Als een buitenlandse belastingplichtige een aanslag inkomstenbelasting krijgt opgelegd in zijn woonstaat, wijst dat erop dat zijn inkomen daar niet zo laag is. De Belastingplichtige zal dan in principe geen kwalificerende buitenlandse belastingplichtige zijn. En dus hoeft Nederland dan geen persoonsgebonden aftrek of heffingskorting toe te passen.
Een man woonde samen met zijn echtgenote in Portugal. Zijn inkomen bestond uitsluitend uit een AOW-uitkering en een ABP-pensioen. Beide uitkeringen waren afkomstig uit Nederland. Op grond van het belastingverdrag mag Portugal echter heffen over de AOW-uitkering. Daarom is de man volgens de wet geen kwalificerende buitenlandse belastingplichtige. Maar een besluit bevat nog een uitbreiding van het begrip kwalificerende buitenlandse belastingplichtige. De man kan ook kwalificeren als hij een pensioen of vergelijkbare uitkering geniet. Daarnaast moet zijn inkomen zo laag zijn, dat hij in zijn woonland geen inkomstenbelasting is verschuldigd. De man meent aan deze voorwaarden te voldoen.
Portugese belastingaanslag
Rechtbank Zeeland-West-Brabant komt tot een ander oordeel. De Portugese belastingdienst heeft de man namelijk een aanslag opgelegd van € 1.317. Nu heeft de man de Portugese fiscus verzocht om een vermindering van deze aanslag naar nihil. Maar vooralsnog staat de aanslag nog. Daarmee voldoet de man niet aan de voorwaarden van het besluit. Maar zelfs als zou de Portugese fiscus het verzoek van de man inwilligen, dan biedt hem dat niet per se soelaas.
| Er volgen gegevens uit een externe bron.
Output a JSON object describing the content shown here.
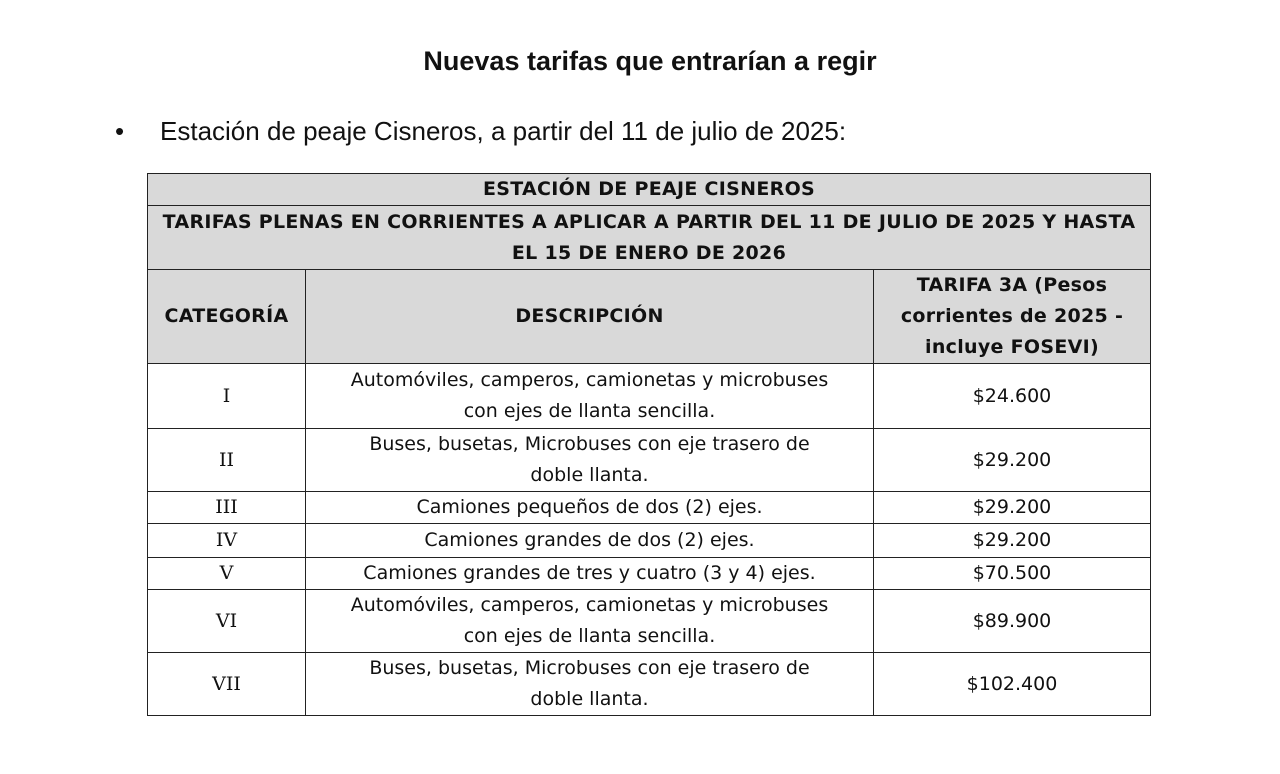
{
  "header": {
    "title": "Nuevas tarifas que entrarían a regir"
  },
  "bullet": "Estación de peaje Cisneros, a partir del 11 de julio de 2025:",
  "table": {
    "title": "ESTACIÓN DE PEAJE CISNEROS",
    "subtitle": "TARIFAS PLENAS EN CORRIENTES A APLICAR A PARTIR DEL 11 DE JULIO DE 2025 Y HASTA EL 15 DE ENERO DE 2026",
    "columns": [
      "CATEGORÍA",
      "DESCRIPCIÓN",
      "TARIFA 3A (Pesos corrientes de 2025 - incluye FOSEVI)"
    ],
    "rows": [
      [
        "I",
        "Automóviles, camperos, camionetas y microbuses con ejes de llanta sencilla.",
        "$24.600"
      ],
      [
        "II",
        "Buses, busetas, Microbuses con eje trasero de doble llanta.",
        "$29.200"
      ],
      [
        "III",
        "Camiones pequeños de dos (2) ejes.",
        "$29.200"
      ],
      [
        "IV",
        "Camiones grandes de dos (2) ejes.",
        "$29.200"
      ],
      [
        "V",
        "Camiones grandes de tres y cuatro (3 y 4) ejes.",
        "$70.500"
      ],
      [
        "VI",
        "Automóviles, camperos, camionetas y microbuses con ejes de llanta sencilla.",
        "$89.900"
      ],
      [
        "VII",
        "Buses, busetas, Microbuses con eje trasero de doble llanta.",
        "$102.400"
      ]
    ]
  }
}
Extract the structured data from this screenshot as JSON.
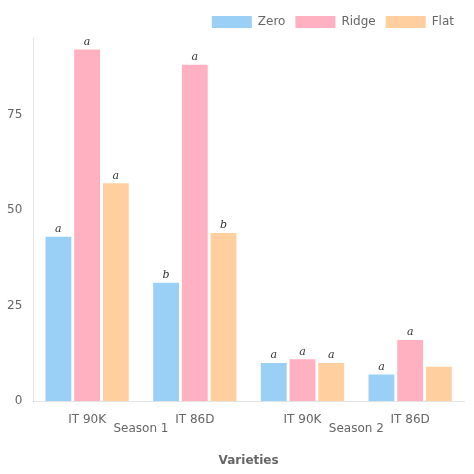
{
  "chart_data": {
    "type": "bar",
    "xlabel": "Varieties",
    "categories": [
      "IT 90K",
      "IT 86D",
      "IT 90K",
      "IT 86D"
    ],
    "series": [
      {
        "name": "Zero",
        "values": [
          43,
          31,
          10,
          7
        ],
        "annotations": [
          "a",
          "b",
          "a",
          "a"
        ]
      },
      {
        "name": "Ridge",
        "values": [
          92,
          88,
          11,
          16
        ],
        "annotations": [
          "a",
          "a",
          "a",
          "a"
        ]
      },
      {
        "name": "Flat",
        "values": [
          57,
          44,
          10,
          9
        ],
        "annotations": [
          "a",
          "b",
          "a",
          null
        ]
      }
    ],
    "annotations": [
      "Season 1",
      "Season 2"
    ],
    "ylim": [
      0,
      95
    ],
    "yticks": [
      0,
      25,
      50,
      75
    ],
    "grid": false,
    "legend": "upper right"
  }
}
Het is dan nog steeds de vraag of de man recht heeft op de Nederlandse fiscale voordleen. In dat geval zou dubbele niet-heffing van de AOW-uitkering dreigen, aldus het hof.
Te veel Portugees inkomen
Vervolgens doet de man een beroep op Europese rechtspraak. Nederland moet volgens hem rekening houden met zijn persoonlijke en gezinssituatie omdat Portugal dat niet kan. Ook dit standpunt houdt het niet. Het klopt dat de Portugese aanslag een bedrag aan fiscale aftrekposten van slechts € 299 vermeldt. De geringe hoogte van dit bedrag komt echter niet doordat het Portugese inkomen zo laag is, maar door de Portugese fiscale regels. Sterker nog, het feit dat een Portugese belastingaanslag is opgelegd wijst al erop dat het Portugese inkomen niet te laag is. De belastingplichtige zou in dit geval het tegendeel aannemelijk moeten maken. Dat doet de man niet, zodat het hof de Belastingdienst op dit punt in het gelijk stelt.